Serology and RT-PCR consistently revealed that the FMD was caused by serotype O virus. Arrhythmias occurred in 62 of 81 (76.5%) FMD-affected calves, of which, ventricular premature complexes (VPCs) were the most common type (22%). The combined mortality rate due to ventricular tachycardia, polymorphic VPCs, and atrial fibrillation was 27.6%. Receiver operating characteristic curve analysis revealed that cardiac troponin I (cTnI) concentrations of ≥1.3 ng/mL were diagnostic of myocarditis with a sensitivity and specificity of 90% and 100%, respectively.
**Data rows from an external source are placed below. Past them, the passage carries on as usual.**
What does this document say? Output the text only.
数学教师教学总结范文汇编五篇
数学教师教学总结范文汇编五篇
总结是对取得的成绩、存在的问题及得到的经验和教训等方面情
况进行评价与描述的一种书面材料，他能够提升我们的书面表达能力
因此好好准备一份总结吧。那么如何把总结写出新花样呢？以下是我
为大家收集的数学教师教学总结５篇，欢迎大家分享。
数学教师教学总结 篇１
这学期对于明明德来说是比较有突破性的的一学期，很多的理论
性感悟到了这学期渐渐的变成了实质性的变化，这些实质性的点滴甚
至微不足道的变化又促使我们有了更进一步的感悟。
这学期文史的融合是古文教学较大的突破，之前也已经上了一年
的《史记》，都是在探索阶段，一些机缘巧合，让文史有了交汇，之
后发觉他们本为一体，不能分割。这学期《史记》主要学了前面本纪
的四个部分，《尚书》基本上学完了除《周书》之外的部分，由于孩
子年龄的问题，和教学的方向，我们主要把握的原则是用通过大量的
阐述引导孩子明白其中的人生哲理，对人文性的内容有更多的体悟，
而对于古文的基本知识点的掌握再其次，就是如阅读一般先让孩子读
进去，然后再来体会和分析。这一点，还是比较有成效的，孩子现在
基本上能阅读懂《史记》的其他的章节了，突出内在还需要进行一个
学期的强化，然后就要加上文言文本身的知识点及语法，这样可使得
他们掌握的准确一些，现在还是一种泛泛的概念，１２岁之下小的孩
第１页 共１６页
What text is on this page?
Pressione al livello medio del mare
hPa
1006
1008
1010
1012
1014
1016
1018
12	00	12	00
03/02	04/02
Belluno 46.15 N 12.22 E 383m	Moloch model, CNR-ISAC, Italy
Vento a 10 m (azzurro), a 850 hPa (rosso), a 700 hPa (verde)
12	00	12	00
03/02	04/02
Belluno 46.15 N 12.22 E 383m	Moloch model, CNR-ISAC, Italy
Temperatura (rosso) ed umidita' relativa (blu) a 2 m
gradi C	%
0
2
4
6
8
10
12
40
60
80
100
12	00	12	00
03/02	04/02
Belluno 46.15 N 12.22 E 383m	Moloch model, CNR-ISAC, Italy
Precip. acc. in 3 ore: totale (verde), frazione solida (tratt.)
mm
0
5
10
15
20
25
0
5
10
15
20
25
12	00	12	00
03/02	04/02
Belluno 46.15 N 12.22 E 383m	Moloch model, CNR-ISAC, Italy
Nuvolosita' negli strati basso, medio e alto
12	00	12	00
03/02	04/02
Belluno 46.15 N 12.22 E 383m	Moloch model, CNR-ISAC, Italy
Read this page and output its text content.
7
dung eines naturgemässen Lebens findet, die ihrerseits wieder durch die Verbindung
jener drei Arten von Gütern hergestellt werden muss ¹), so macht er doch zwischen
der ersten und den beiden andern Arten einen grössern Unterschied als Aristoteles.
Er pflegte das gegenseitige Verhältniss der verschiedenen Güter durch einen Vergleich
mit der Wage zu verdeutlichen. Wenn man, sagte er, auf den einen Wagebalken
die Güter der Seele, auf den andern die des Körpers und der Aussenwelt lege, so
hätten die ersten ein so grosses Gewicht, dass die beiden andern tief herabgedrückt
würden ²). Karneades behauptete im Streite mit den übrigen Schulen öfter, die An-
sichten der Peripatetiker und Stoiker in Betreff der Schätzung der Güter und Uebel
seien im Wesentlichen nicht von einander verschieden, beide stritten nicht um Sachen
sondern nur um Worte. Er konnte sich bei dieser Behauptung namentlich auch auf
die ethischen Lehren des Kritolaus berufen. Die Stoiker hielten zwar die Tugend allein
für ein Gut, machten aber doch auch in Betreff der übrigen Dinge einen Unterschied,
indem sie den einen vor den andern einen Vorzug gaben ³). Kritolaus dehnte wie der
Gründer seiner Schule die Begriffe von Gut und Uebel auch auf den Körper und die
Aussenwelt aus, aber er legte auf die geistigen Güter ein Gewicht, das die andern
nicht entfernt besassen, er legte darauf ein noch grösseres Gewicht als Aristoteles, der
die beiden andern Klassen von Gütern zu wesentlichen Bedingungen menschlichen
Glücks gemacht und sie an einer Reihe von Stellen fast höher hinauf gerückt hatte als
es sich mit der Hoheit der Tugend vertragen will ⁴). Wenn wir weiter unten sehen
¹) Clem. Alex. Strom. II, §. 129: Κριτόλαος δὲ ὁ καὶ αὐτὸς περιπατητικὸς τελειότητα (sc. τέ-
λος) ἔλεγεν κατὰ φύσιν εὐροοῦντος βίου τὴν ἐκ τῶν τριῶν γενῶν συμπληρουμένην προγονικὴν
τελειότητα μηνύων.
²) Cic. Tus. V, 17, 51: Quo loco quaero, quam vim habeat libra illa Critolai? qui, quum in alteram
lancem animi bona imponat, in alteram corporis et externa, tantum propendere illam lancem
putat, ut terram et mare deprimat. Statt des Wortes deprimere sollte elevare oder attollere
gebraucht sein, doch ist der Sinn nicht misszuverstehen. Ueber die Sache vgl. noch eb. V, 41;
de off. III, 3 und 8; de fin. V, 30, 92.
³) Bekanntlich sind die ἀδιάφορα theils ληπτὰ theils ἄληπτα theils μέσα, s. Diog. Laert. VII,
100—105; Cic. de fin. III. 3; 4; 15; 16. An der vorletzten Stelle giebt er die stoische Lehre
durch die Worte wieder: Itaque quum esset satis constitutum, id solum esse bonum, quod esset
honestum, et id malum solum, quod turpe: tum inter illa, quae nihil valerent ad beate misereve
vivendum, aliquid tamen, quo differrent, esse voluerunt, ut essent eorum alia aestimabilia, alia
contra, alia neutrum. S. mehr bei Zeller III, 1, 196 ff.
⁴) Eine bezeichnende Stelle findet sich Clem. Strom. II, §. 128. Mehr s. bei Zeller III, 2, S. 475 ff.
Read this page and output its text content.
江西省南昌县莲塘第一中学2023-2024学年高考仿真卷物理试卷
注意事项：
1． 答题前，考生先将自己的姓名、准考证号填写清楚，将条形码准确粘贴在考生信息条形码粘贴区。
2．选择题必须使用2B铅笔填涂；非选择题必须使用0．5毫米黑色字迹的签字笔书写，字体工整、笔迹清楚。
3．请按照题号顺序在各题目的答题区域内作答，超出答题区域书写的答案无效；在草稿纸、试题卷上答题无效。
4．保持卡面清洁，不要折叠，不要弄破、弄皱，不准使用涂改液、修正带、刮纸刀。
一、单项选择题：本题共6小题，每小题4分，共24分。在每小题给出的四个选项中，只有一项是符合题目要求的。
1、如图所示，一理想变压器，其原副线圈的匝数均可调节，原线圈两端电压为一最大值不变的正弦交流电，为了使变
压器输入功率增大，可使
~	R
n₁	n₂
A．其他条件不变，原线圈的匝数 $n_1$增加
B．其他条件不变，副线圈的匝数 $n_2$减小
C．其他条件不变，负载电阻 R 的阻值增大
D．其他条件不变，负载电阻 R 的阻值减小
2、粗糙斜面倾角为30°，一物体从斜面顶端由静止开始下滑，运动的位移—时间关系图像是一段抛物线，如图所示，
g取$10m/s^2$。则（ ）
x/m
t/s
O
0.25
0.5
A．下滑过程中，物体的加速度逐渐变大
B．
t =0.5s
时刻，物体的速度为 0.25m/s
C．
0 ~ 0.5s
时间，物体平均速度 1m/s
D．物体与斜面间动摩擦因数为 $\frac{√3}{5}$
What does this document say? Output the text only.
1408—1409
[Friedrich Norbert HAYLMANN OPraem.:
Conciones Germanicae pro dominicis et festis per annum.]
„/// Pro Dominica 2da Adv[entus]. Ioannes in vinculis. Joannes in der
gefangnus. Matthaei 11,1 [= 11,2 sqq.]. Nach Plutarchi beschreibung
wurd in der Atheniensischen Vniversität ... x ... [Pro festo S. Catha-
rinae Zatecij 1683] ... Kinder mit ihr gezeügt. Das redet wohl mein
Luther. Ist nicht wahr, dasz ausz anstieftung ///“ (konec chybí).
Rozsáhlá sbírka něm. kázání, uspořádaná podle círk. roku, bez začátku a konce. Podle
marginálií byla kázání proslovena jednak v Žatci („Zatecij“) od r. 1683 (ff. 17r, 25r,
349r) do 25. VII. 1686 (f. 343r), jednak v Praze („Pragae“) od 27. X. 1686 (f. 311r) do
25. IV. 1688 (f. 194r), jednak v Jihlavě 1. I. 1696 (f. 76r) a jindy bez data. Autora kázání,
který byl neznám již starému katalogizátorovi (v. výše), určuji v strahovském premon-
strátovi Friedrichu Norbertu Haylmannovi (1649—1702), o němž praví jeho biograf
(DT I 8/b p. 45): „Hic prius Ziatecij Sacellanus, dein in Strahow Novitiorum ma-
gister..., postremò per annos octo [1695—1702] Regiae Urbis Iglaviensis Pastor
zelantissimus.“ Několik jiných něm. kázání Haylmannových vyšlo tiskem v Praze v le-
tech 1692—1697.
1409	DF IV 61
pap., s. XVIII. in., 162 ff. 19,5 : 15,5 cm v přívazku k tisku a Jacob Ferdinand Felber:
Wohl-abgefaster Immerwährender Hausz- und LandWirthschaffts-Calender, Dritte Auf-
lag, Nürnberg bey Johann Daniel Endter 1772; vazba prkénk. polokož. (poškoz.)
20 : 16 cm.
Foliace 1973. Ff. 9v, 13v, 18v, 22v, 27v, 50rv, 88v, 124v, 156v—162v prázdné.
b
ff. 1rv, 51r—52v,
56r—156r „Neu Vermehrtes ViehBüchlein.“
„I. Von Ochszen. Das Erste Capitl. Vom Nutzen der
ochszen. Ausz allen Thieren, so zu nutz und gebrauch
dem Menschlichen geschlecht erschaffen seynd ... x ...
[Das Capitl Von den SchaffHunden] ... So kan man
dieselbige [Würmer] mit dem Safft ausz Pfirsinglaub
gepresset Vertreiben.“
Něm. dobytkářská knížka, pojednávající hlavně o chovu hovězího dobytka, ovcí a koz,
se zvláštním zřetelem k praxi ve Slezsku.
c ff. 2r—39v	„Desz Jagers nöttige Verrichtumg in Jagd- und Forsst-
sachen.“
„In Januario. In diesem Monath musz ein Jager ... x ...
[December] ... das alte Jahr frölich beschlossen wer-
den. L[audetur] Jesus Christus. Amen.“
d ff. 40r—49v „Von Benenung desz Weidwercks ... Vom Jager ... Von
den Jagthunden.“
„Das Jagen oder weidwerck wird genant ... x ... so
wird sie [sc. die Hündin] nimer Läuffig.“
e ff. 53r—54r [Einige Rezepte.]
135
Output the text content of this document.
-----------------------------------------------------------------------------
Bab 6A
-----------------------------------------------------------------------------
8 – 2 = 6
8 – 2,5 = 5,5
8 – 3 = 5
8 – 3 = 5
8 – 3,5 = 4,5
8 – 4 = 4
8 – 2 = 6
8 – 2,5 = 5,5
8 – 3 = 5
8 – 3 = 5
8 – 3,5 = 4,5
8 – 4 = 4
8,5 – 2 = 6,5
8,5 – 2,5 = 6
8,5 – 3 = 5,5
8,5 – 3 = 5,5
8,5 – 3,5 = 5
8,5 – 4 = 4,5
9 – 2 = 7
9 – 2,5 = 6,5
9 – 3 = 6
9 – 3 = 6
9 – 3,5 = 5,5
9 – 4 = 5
Similarly, serum cTnI concentrations of <6.4 ng/mL were a good predictor of survival [odds ratio of 263; 95% confidence interval: 29–2371]. Histopathology of the myocardium revealed hyaline degeneration, necrosis, edema, mononuclear cell infiltration, and disruption by fibroblasts. Atrophy of the Purkinje cells was also present.

Conclusions

FMD induces cardiac arrhythmias and Purkinje cell pathology in the calf. Portable ECG coupled with assay of serum cTnI would help in predicting survival in FMD-affected calves.